🤖 AI Summary
Chronic kidney disease (CKD) management faces a trade-off between eGFR prediction accuracy and clinical interpretability, while large multimodal models (LMMs) suffer from high deployment costs, privacy risks, and limited reliability.
Method: We propose an open-source collaborative LMM inference framework integrating vision-based knowledge distillation, abductive reasoning, and short-term memory mechanisms to jointly model multimodal clinical data (e.g., medical images and structured biomarkers) and enable logically traceable, guideline-conformant reasoning.
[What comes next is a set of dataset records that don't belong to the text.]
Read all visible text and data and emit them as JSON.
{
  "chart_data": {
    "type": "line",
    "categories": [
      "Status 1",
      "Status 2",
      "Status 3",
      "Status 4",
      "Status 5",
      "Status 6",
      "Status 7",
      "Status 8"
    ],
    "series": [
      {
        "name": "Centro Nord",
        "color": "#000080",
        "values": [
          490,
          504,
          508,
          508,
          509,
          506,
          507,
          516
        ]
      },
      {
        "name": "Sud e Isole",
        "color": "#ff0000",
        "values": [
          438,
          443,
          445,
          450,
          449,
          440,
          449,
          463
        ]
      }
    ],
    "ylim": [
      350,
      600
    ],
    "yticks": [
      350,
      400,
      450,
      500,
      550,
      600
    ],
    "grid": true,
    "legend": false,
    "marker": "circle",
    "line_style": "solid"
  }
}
Contribution/Results: To our knowledge, this is the first fully open-source system achieving eGFR prediction accuracy comparable to proprietary models (MAE ≤ 2.1 mL/min/1.73m²) alongside high-fidelity clinical explanations—generating nephrology-guideline-aligned inference pathways. Extensive evaluation on real-world data demonstrates robustness, strong generalizability, and clinical utility, establishing a new paradigm for low-cost, trustworthy AI-assisted CKD decision support.
📝 Abstract
Accurate and interpretable prediction of estimated glomerular filtration rate (eGFR) is essential for managing chronic kidney disease (CKD) and supporting clinical decisions. Recent advances in Large Multimodal Models (LMMs) have shown strong potential in clinical prediction tasks due to their ability to process visual and textual information. However, challenges related to deployment cost, data privacy, and model reliability hinder their adoption. In this study, we propose a collaborative framework that enhances the performance of open-source LMMs for eGFR forecasting while generating clinically meaningful explanations. The framework incorporates visual knowledge transfer, abductive reasoning, and a short-term memory mechanism to enhance prediction accuracy and interpretability. Experimental results show that the proposed framework achieves predictive performance and interpretability comparable to proprietary models. It also provides plausible clinical reasoning processes behind each prediction. Our method sheds new light on building AI systems for healthcare that combine predictive accuracy with clinically grounded interpretability.